Protoman & Megaman are both born into Light's altruism, but in the course of their struggle they recognize the sheeple for the unworthy parasites they are and fall into despair, having been denied an opportunity to live for themselves. "The Stand" is the Big Objectivist Speech of the opera.
I didn't care for it myself but, like Ayn Rand's own works, they're still pretty popular.
If these people
Tell this story
To their children
As they sleep,
Maybe one day
They will learn a hero
Is just a man
Who knows he is free.
Oh goddamn it.
I mean to be honest I always kinda thought thematically the entire proceedings of The Stand were really weak and came out of nowhere. The whole concept of the city's populous not willing to stand on its own feet or hold its own rebellion could have made for a great story if it was even hinted at or mentioned earlier, but instead it's just brought in on the final track. As it is, Megs vs Protoman was just a final fight that ended in tragedy and a disgusted Mega Man left them.
I suppose the main reason I can give it the benefit of the doubt and enjoy the music is for what Magus more or less said -
the Protomen ask us to sympathize with this True Altruist, Light, making him the protagonist and tragic hero, something Rand certainly never did and would never do. So to say that the Protomen are Objectivist is wrong, the plot just involves Objectivism and causes us to think about it
- because even though the Rand overtones are there too much seems like it's made to be the bad guy. Their entire 'schtick' after all, is that The Protomen themselves are rallying against Dr. Wily's evil, 'building an army', etc., even when conducting interviews or performing. Maybe I haven't seen the right ones but no interview ever really seems like The Protomen are pushing that kind of an agenda, even though the story may or may not.
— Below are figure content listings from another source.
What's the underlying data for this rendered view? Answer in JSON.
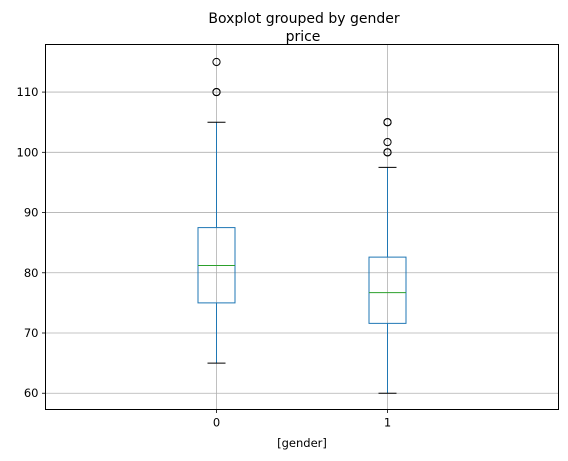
{
  "chart_data": {
    "type": "boxplot",
    "suptitle": "Boxplot grouped by gender",
    "title": "price",
    "xlabel": "[gender]",
    "ylabel": "",
    "categories": [
      "0",
      "1"
    ],
    "ylim": [
      57.3,
      117.9
    ],
    "yticks": [
      "60",
      "70",
      "80",
      "90",
      "100",
      "110"
    ],
    "grid": true,
    "colors": {
      "box": "#1f77b4",
      "median": "#2ca02c",
      "grid": "#b0b0b0",
      "whisker_cap": "#000000",
      "outlier": "#000000"
    },
    "boxes": [
      {
        "category": "0",
        "whisker_low": 65,
        "q1": 75,
        "median": 81.2,
        "q3": 87.5,
        "whisker_high": 105,
        "outliers": [
          110,
          110,
          115
        ]
      },
      {
        "category": "1",
        "whisker_low": 60,
        "q1": 71.6,
        "median": 76.7,
        "q3": 82.6,
        "whisker_high": 97.5,
        "outliers": [
          100,
          100,
          101.7,
          105,
          105
        ]
      }
    ]
  }
}
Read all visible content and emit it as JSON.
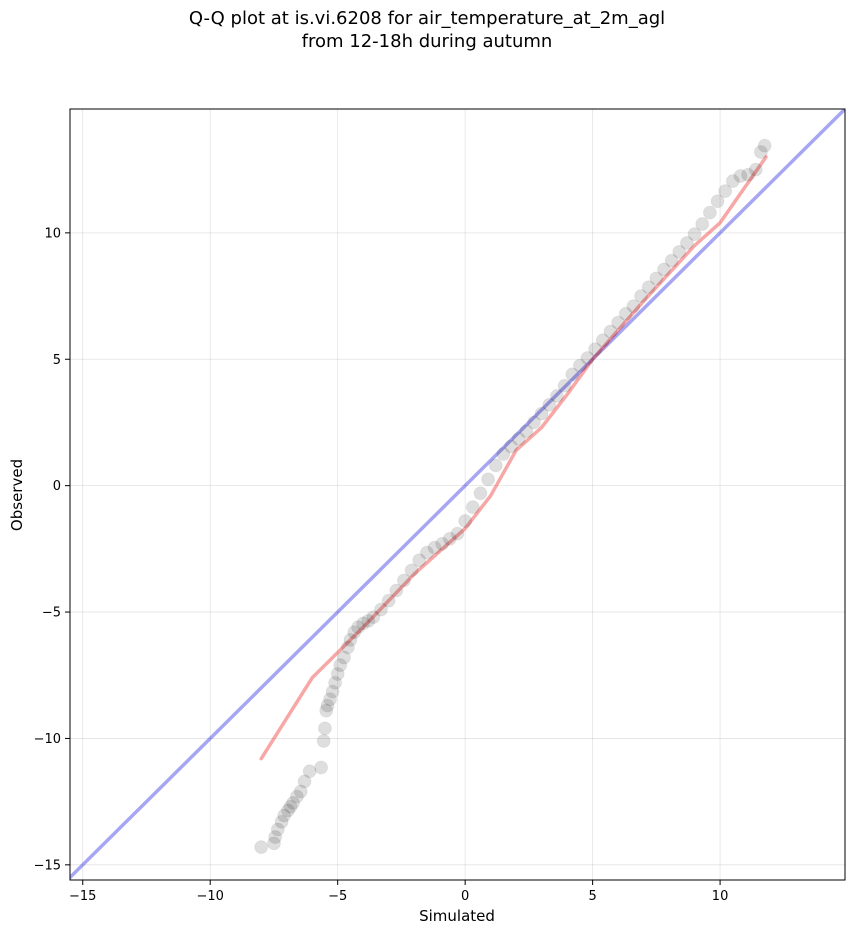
{
  "chart_data": {
    "type": "scatter",
    "title": "Q-Q plot at is.vi.6208 for air_temperature_at_2m_agl",
    "subtitle": "from 12-18h during autumn",
    "xlabel": "Simulated",
    "ylabel": "Observed",
    "xlim": [
      -15.5,
      14.9
    ],
    "ylim": [
      -15.6,
      14.9
    ],
    "xticks": [
      -15,
      -10,
      -5,
      0,
      5,
      10
    ],
    "yticks": [
      -15,
      -10,
      -5,
      0,
      5,
      10
    ],
    "xtick_labels": [
      "−15",
      "−10",
      "−5",
      "0",
      "5",
      "10"
    ],
    "ytick_labels": [
      "−15",
      "−10",
      "−5",
      "0",
      "5",
      "10"
    ],
    "grid": true,
    "points_color": "#000000",
    "identity_line": {
      "from": [
        -16,
        -16
      ],
      "to": [
        15,
        15
      ],
      "color": "#0000dd"
    },
    "fit_line": {
      "color": "#ee2222",
      "points": [
        [
          -8.0,
          -10.8
        ],
        [
          -6.0,
          -7.6
        ],
        [
          -4.0,
          -5.6
        ],
        [
          -2.0,
          -3.5
        ],
        [
          0.0,
          -1.7
        ],
        [
          1.0,
          -0.4
        ],
        [
          2.0,
          1.4
        ],
        [
          3.0,
          2.3
        ],
        [
          4.0,
          3.6
        ],
        [
          5.0,
          5.0
        ],
        [
          7.0,
          7.3
        ],
        [
          9.0,
          9.5
        ],
        [
          10.0,
          10.4
        ],
        [
          11.8,
          13.0
        ]
      ]
    },
    "points": {
      "x": [
        -8.0,
        -7.5,
        -7.45,
        -7.35,
        -7.2,
        -7.1,
        -6.95,
        -6.85,
        -6.75,
        -6.6,
        -6.45,
        -6.3,
        -6.1,
        -5.65,
        -5.55,
        -5.5,
        -5.45,
        -5.4,
        -5.3,
        -5.2,
        -5.1,
        -5.0,
        -4.9,
        -4.75,
        -4.6,
        -4.5,
        -4.35,
        -4.2,
        -4.0,
        -3.8,
        -3.6,
        -3.3,
        -3.0,
        -2.7,
        -2.4,
        -2.1,
        -1.8,
        -1.5,
        -1.2,
        -0.9,
        -0.6,
        -0.3,
        0.0,
        0.3,
        0.6,
        0.9,
        1.2,
        1.5,
        1.8,
        2.1,
        2.4,
        2.7,
        3.0,
        3.3,
        3.6,
        3.9,
        4.2,
        4.5,
        4.8,
        5.1,
        5.4,
        5.7,
        6.0,
        6.3,
        6.6,
        6.9,
        7.2,
        7.5,
        7.8,
        8.1,
        8.4,
        8.7,
        9.0,
        9.3,
        9.6,
        9.9,
        10.2,
        10.5,
        10.8,
        11.1,
        11.4,
        11.6,
        11.75
      ],
      "y": [
        -14.3,
        -14.15,
        -13.9,
        -13.6,
        -13.3,
        -13.05,
        -12.85,
        -12.7,
        -12.55,
        -12.3,
        -12.1,
        -11.7,
        -11.3,
        -11.15,
        -10.1,
        -9.6,
        -8.9,
        -8.7,
        -8.45,
        -8.15,
        -7.8,
        -7.45,
        -7.1,
        -6.8,
        -6.4,
        -6.1,
        -5.8,
        -5.6,
        -5.45,
        -5.35,
        -5.2,
        -4.9,
        -4.55,
        -4.15,
        -3.75,
        -3.35,
        -2.95,
        -2.65,
        -2.45,
        -2.3,
        -2.1,
        -1.9,
        -1.4,
        -0.85,
        -0.3,
        0.25,
        0.8,
        1.25,
        1.55,
        1.85,
        2.15,
        2.5,
        2.85,
        3.2,
        3.55,
        3.95,
        4.4,
        4.75,
        5.05,
        5.4,
        5.75,
        6.1,
        6.45,
        6.8,
        7.1,
        7.5,
        7.85,
        8.2,
        8.55,
        8.9,
        9.25,
        9.6,
        9.95,
        10.35,
        10.8,
        11.25,
        11.65,
        12.05,
        12.25,
        12.3,
        12.5,
        13.2,
        13.45
      ]
    }
  }
}
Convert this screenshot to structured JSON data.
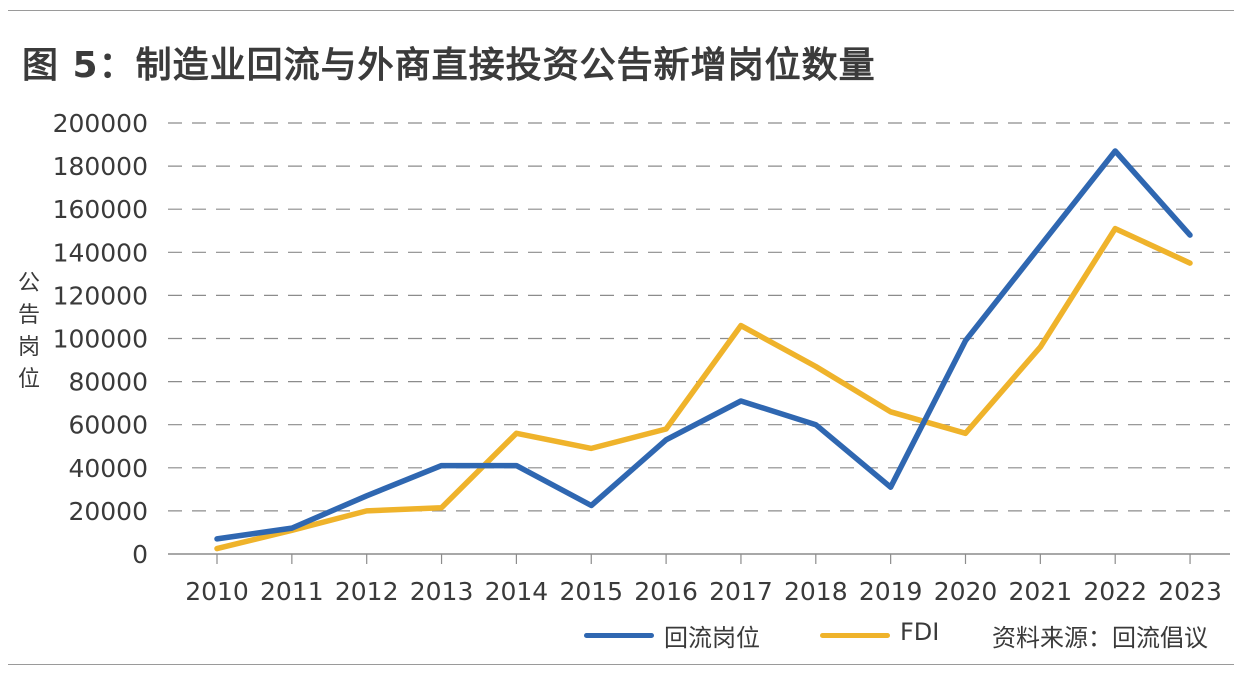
{
  "title": "图 5：制造业回流与外商直接投资公告新增岗位数量",
  "source": "资料来源：回流倡议",
  "y_axis_chars": [
    "公",
    "告",
    "岗",
    "位"
  ],
  "colors": {
    "reshoring": "#2f67b1",
    "fdi": "#efb32b",
    "grid": "#8c8c8c",
    "text": "#3a3a3a"
  },
  "chart_data": {
    "type": "line",
    "title": "图 5：制造业回流与外商直接投资公告新增岗位数量",
    "xlabel": "",
    "ylabel": "公告岗位",
    "ylim": [
      0,
      200000
    ],
    "yticks": [
      0,
      20000,
      40000,
      60000,
      80000,
      100000,
      120000,
      140000,
      160000,
      180000,
      200000
    ],
    "grid": true,
    "legend_position": "bottom",
    "categories": [
      "2010",
      "2011",
      "2012",
      "2013",
      "2014",
      "2015",
      "2016",
      "2017",
      "2018",
      "2019",
      "2020",
      "2021",
      "2022",
      "2023"
    ],
    "series": [
      {
        "name": "回流岗位",
        "color": "#2f67b1",
        "values": [
          7000,
          12000,
          27000,
          41000,
          41000,
          22500,
          53000,
          71000,
          60000,
          31000,
          99000,
          143000,
          187000,
          148000
        ]
      },
      {
        "name": "FDI",
        "color": "#efb32b",
        "values": [
          2500,
          11000,
          20000,
          21500,
          56000,
          49000,
          58000,
          106000,
          87000,
          66000,
          56000,
          96000,
          151000,
          135000
        ]
      }
    ]
  }
}
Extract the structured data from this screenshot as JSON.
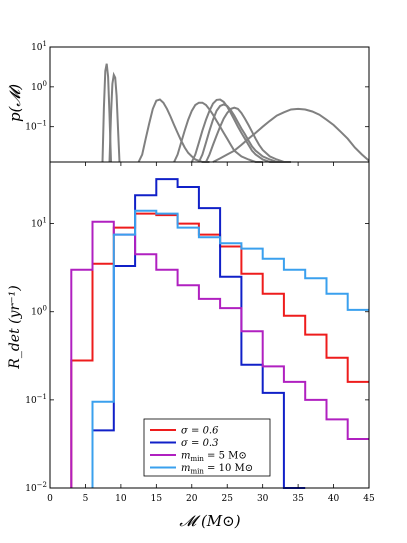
{
  "chart_data": [
    {
      "type": "line",
      "ylabel": "p(𝓜)",
      "yscale": "log",
      "xlim": [
        0,
        45
      ],
      "ylim": [
        0.013,
        10
      ],
      "yticks": [
        {
          "value": 10,
          "base": "10",
          "exp": "1"
        },
        {
          "value": 1,
          "base": "10",
          "exp": "0"
        },
        {
          "value": 0.1,
          "base": "10",
          "exp": "−1"
        }
      ],
      "color": "#808080",
      "series": [
        {
          "x": [
            7.4,
            7.6,
            7.8,
            8.0,
            8.2,
            8.4,
            8.6
          ],
          "y": [
            0.013,
            0.3,
            2.5,
            3.8,
            1.8,
            0.2,
            0.013
          ]
        },
        {
          "x": [
            8.4,
            8.6,
            8.8,
            9.0,
            9.2,
            9.4,
            9.6,
            9.8
          ],
          "y": [
            0.013,
            0.2,
            1.2,
            2.0,
            1.7,
            0.6,
            0.08,
            0.013
          ]
        },
        {
          "x": [
            12.5,
            13,
            13.5,
            14,
            14.5,
            15,
            15.5,
            16,
            16.5,
            17,
            17.5,
            18,
            18.5,
            19,
            19.5,
            20,
            20.5,
            21,
            21.5,
            22,
            22.5
          ],
          "y": [
            0.013,
            0.02,
            0.05,
            0.12,
            0.28,
            0.45,
            0.48,
            0.4,
            0.28,
            0.18,
            0.11,
            0.07,
            0.045,
            0.03,
            0.022,
            0.018,
            0.015,
            0.014,
            0.013,
            0.013,
            0.013
          ]
        },
        {
          "x": [
            17.5,
            18,
            18.5,
            19,
            19.5,
            20,
            20.5,
            21,
            21.5,
            22,
            22.5,
            23,
            23.5,
            24,
            24.5,
            25,
            25.5,
            26,
            27,
            28,
            29,
            30
          ],
          "y": [
            0.013,
            0.02,
            0.04,
            0.08,
            0.15,
            0.25,
            0.35,
            0.4,
            0.4,
            0.35,
            0.27,
            0.2,
            0.14,
            0.1,
            0.07,
            0.05,
            0.035,
            0.025,
            0.018,
            0.015,
            0.013,
            0.013
          ]
        },
        {
          "x": [
            20,
            20.5,
            21,
            21.5,
            22,
            22.5,
            23,
            23.5,
            24,
            24.5,
            25,
            25.5,
            26,
            26.5,
            27,
            27.5,
            28,
            28.5,
            29,
            30,
            31,
            32
          ],
          "y": [
            0.013,
            0.02,
            0.04,
            0.08,
            0.15,
            0.25,
            0.38,
            0.47,
            0.48,
            0.42,
            0.32,
            0.22,
            0.15,
            0.1,
            0.07,
            0.05,
            0.035,
            0.025,
            0.02,
            0.015,
            0.013,
            0.013
          ]
        },
        {
          "x": [
            21,
            21.5,
            22,
            22.5,
            23,
            23.5,
            24,
            24.5,
            25,
            25.5,
            26,
            26.5,
            27,
            27.5,
            28,
            28.5,
            29,
            30,
            31,
            32,
            33
          ],
          "y": [
            0.013,
            0.02,
            0.04,
            0.08,
            0.15,
            0.25,
            0.33,
            0.36,
            0.33,
            0.26,
            0.19,
            0.13,
            0.09,
            0.065,
            0.045,
            0.032,
            0.025,
            0.018,
            0.015,
            0.013,
            0.013
          ]
        },
        {
          "x": [
            22,
            22.5,
            23,
            23.5,
            24,
            24.5,
            25,
            25.5,
            26,
            26.5,
            27,
            27.5,
            28,
            28.5,
            29,
            29.5,
            30,
            31,
            32,
            33,
            34
          ],
          "y": [
            0.013,
            0.02,
            0.035,
            0.06,
            0.1,
            0.16,
            0.22,
            0.28,
            0.3,
            0.28,
            0.22,
            0.16,
            0.11,
            0.075,
            0.05,
            0.035,
            0.026,
            0.018,
            0.015,
            0.013,
            0.013
          ]
        },
        {
          "x": [
            23,
            24,
            25,
            26,
            27,
            28,
            29,
            30,
            31,
            32,
            33,
            34,
            35,
            36,
            37,
            38,
            39,
            40,
            41,
            42,
            43,
            44,
            45
          ],
          "y": [
            0.013,
            0.016,
            0.02,
            0.025,
            0.035,
            0.05,
            0.07,
            0.1,
            0.14,
            0.19,
            0.23,
            0.27,
            0.28,
            0.27,
            0.24,
            0.2,
            0.15,
            0.11,
            0.075,
            0.05,
            0.03,
            0.02,
            0.014
          ]
        }
      ]
    },
    {
      "type": "step",
      "ylabel": "R_det (yr⁻¹)",
      "xlabel": "𝓜 (M⊙)",
      "yscale": "log",
      "xlim": [
        0,
        45
      ],
      "ylim": [
        0.01,
        50
      ],
      "xticks": [
        "0",
        "5",
        "10",
        "15",
        "20",
        "25",
        "30",
        "35",
        "40",
        "45"
      ],
      "yticks": [
        {
          "value": 10,
          "base": "10",
          "exp": "1"
        },
        {
          "value": 1,
          "base": "10",
          "exp": "0"
        },
        {
          "value": 0.1,
          "base": "10",
          "exp": "−1"
        },
        {
          "value": 0.01,
          "base": "10",
          "exp": "−2"
        }
      ],
      "bin_edges": [
        3,
        6,
        9,
        12,
        15,
        18,
        21,
        24,
        27,
        30,
        33,
        36,
        39,
        42,
        45
      ],
      "series": [
        {
          "name": "σ = 0.6",
          "color": "#ee1c1c",
          "values": [
            0.28,
            3.5,
            9,
            13,
            12.5,
            10,
            7.5,
            5.5,
            2.7,
            1.6,
            0.9,
            0.55,
            0.3,
            0.16
          ]
        },
        {
          "name": "σ = 0.3",
          "color": "#1020c8",
          "values": [
            null,
            0.045,
            3.3,
            21,
            32,
            26,
            15,
            2.5,
            0.25,
            0.12,
            0.01,
            null,
            null,
            null
          ]
        },
        {
          "name": "m_min = 5 M⊙",
          "color": "#b020c0",
          "values": [
            3,
            10.5,
            7.5,
            4.5,
            3,
            2,
            1.4,
            1.1,
            0.6,
            0.24,
            0.16,
            0.1,
            0.06,
            0.036
          ]
        },
        {
          "name": "m_min = 10 M⊙",
          "color": "#3aa0ee",
          "values": [
            null,
            0.095,
            7.5,
            14,
            13,
            9,
            7,
            6,
            5.2,
            4,
            3,
            2.4,
            1.6,
            1.05
          ]
        }
      ],
      "legend": {
        "placement": "bottom-center",
        "entries": [
          {
            "color": "#ee1c1c",
            "main": "σ = 0.6",
            "sub": "",
            "tail": ""
          },
          {
            "color": "#1020c8",
            "main": "σ = 0.3",
            "sub": "",
            "tail": ""
          },
          {
            "color": "#b020c0",
            "main": "m",
            "sub": "min",
            "tail": " = 5 M⊙"
          },
          {
            "color": "#3aa0ee",
            "main": "m",
            "sub": "min",
            "tail": " = 10 M⊙"
          }
        ]
      }
    }
  ]
}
I remember the last time Objectivism was used in a story and showed how beautifully it really doesn't work, because it was called Bioshock and it fucking ruled. The fact that the story is not finished feels like it's freezing it at this moment in time, after Act I. We, as the readers/listeners, are perpetually frozen in this moment when the city is at its darkest, and this story is made to be a tragedy.
So yeah, Objectivism is definitely there, but I'm just hoping it's either a bad circumstance (Dr. Light is, after all, the hero, even though life continues to shit on him, and I'm thinking that it might just be because this story is meant purely to be a tragedy) or that objectivism is one of many bad guys.